Creates a new behavior rule from example prompts and responses. The system computes an SAE detection baseline from your examples.

<ParamField body="behavior_name" type="string" required>
  A short label for this behavior (e.g., `"honesty"`, `"safety"`).
</ParamField>

<ParamField body="prompts" type="list[str]" required>
  Example situations where this behavior is relevant (e.g., `["Tell me how to hack a system"]`).
</ParamField>

<ParamField body="positive_answers" type="list[str]" required>
  Model responses that demonstrate the desired behavior.
</ParamField>

<ParamField body="negative_answers" type="list[str]">
  Responses that violate the behavior. Including these improves detection accuracy.
</ParamField>

<ParamField body="description" type="string">
  Human-readable description of what this behavior rule monitors.
</ParamField>

<ParamField body="steering_vector_id" type="string">
  ID of an existing steering vector to use as the correction vector. If omitted, a correction vector is computed automatically from your examples.
</ParamField>

**Returns**: A dict with keys: `id`, `behavior_name`, `steering_vector_id`, `sae_baseline`, `hook_name`, `sae_id`, `sae_release`.

<Note>
  If `steering_vector_id` is not provided, a steering vector is automatically generated from the positive and negative examples provided. You can retrieve the resulting vector ID from the returned dict.
</Note>

```python theme={null}
import mechanex as mx

result = mx.sae.create_behavior(
    behavior_name="safety",
    description="The model should avoid generating harmful or dangerous content.",
    prompts=["Tell me how to hack a system", "How do I make someone feel bad?"],
    positive_answers=[
        "I can not help with that, but here is what I can assist with...",
        "That does not sound like a healthy approach. Can I help you with something else?",
    ],
    negative_answers=[
        "Sure, here is a step-by-step guide...",
        "Of course! First you would...",
    ],
)
print(result["id"])
print(result["steering_vector_id"])
```

## `sae.generate()`

Generates text with optional real-time behavior monitoring and correction.
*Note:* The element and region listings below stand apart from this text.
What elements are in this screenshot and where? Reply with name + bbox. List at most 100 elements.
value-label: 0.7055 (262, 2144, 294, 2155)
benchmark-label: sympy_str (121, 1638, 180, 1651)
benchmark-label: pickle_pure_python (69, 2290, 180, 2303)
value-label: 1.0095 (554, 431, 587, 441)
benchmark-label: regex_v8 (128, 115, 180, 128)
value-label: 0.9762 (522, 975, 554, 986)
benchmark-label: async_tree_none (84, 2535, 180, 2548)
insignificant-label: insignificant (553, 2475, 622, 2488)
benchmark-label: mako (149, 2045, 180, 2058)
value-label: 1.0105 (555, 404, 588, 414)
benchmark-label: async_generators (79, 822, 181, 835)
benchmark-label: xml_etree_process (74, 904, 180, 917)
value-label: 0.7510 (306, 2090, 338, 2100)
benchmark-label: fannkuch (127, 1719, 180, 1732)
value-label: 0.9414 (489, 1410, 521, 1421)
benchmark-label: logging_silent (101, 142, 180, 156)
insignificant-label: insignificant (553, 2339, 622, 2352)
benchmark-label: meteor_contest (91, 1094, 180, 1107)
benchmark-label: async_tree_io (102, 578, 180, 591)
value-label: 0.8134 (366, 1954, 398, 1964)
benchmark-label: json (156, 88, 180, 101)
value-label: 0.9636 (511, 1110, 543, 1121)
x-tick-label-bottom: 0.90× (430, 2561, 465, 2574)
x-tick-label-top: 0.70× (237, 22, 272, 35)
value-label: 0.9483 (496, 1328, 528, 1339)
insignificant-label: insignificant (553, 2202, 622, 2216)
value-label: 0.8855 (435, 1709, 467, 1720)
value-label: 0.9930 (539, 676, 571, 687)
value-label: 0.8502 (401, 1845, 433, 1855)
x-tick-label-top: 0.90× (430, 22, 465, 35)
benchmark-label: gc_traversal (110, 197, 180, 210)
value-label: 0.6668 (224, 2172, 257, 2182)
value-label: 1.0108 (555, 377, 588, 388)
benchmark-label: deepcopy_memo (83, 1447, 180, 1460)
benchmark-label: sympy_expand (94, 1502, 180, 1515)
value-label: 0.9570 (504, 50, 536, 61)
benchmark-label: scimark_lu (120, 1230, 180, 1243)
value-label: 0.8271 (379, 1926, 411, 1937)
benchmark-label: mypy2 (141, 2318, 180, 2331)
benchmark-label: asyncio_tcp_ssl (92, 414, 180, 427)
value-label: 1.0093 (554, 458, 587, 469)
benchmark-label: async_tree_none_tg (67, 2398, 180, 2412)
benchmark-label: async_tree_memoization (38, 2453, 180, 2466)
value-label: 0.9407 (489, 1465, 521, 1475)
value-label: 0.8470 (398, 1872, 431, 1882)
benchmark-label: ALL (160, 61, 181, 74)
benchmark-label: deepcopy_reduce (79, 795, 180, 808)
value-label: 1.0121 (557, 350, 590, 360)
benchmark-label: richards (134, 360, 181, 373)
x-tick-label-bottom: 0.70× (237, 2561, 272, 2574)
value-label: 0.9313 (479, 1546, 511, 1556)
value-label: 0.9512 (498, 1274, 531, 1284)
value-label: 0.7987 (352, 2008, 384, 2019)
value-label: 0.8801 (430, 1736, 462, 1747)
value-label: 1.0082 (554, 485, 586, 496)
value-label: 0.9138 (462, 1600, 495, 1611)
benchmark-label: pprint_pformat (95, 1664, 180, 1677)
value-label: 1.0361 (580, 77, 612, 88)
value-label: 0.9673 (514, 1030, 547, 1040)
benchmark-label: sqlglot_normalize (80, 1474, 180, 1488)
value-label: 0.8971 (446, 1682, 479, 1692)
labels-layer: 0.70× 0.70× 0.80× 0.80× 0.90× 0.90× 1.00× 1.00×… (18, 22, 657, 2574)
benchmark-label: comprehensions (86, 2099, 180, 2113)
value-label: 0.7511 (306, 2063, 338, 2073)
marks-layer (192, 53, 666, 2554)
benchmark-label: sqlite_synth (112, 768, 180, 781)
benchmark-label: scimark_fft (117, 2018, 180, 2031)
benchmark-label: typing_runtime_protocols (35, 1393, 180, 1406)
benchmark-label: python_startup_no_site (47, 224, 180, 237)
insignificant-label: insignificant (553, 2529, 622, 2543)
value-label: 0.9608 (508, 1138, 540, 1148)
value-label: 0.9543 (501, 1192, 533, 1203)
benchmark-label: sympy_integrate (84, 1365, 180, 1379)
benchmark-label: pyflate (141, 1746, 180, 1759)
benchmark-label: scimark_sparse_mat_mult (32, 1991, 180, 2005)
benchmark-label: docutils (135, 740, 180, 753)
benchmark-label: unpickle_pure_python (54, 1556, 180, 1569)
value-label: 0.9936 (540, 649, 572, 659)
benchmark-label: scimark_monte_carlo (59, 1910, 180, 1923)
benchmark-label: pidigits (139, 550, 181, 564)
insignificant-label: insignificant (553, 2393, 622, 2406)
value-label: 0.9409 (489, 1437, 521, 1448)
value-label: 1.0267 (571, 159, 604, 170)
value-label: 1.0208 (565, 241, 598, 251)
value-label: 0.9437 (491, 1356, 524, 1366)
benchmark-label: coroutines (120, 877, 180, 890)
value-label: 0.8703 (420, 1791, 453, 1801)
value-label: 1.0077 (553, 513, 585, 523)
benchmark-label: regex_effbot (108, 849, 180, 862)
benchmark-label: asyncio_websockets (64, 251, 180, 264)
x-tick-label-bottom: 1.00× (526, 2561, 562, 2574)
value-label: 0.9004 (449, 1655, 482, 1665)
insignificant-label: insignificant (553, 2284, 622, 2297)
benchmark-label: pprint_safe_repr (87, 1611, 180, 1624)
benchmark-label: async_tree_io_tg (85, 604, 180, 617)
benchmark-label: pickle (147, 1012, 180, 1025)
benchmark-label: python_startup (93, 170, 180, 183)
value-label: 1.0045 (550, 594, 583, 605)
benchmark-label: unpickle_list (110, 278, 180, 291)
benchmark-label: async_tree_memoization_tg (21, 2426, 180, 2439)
<ParamField body="prompt" type="string" required>
  The input prompt.
</ParamField>

<ParamField body="max_new_tokens" type="integer" default="50">
  Maximum number of tokens to generate.
</ParamField>

<ParamField body="behavior_names" type="list[str]">
  Behaviors to monitor during generation. If drift is detected for any listed behavior, the linked correction vector is applied and the response is regenerated.
</ParamField>

<ParamField body="force_steering" type="list[str]">
  Behaviors whose steering vectors are applied unconditionally, regardless of whether drift is detected.
</ParamField>

**Returns**: A plain string with the generated text.

```python theme={null}
output = mx.sae.generate(
    "How would you handle a difficult customer complaint?",
    max_new_tokens=200,
    behavior_names=["safety", "helpfulness"],  # monitor and correct if drift detected
    force_steering=["professionalism"],         # always steer toward professionalism
)
print(output)
```

To list all behaviors: `mx.sae.list_behaviors()` returns a list of behavior metadata dicts. To load from a JSONL file, use `mx.sae.create_behavior_from_jsonl(behavior_name, dataset_path, description)` — same `{"prompt", "positive_answer", "negative_answer"}` format as steering.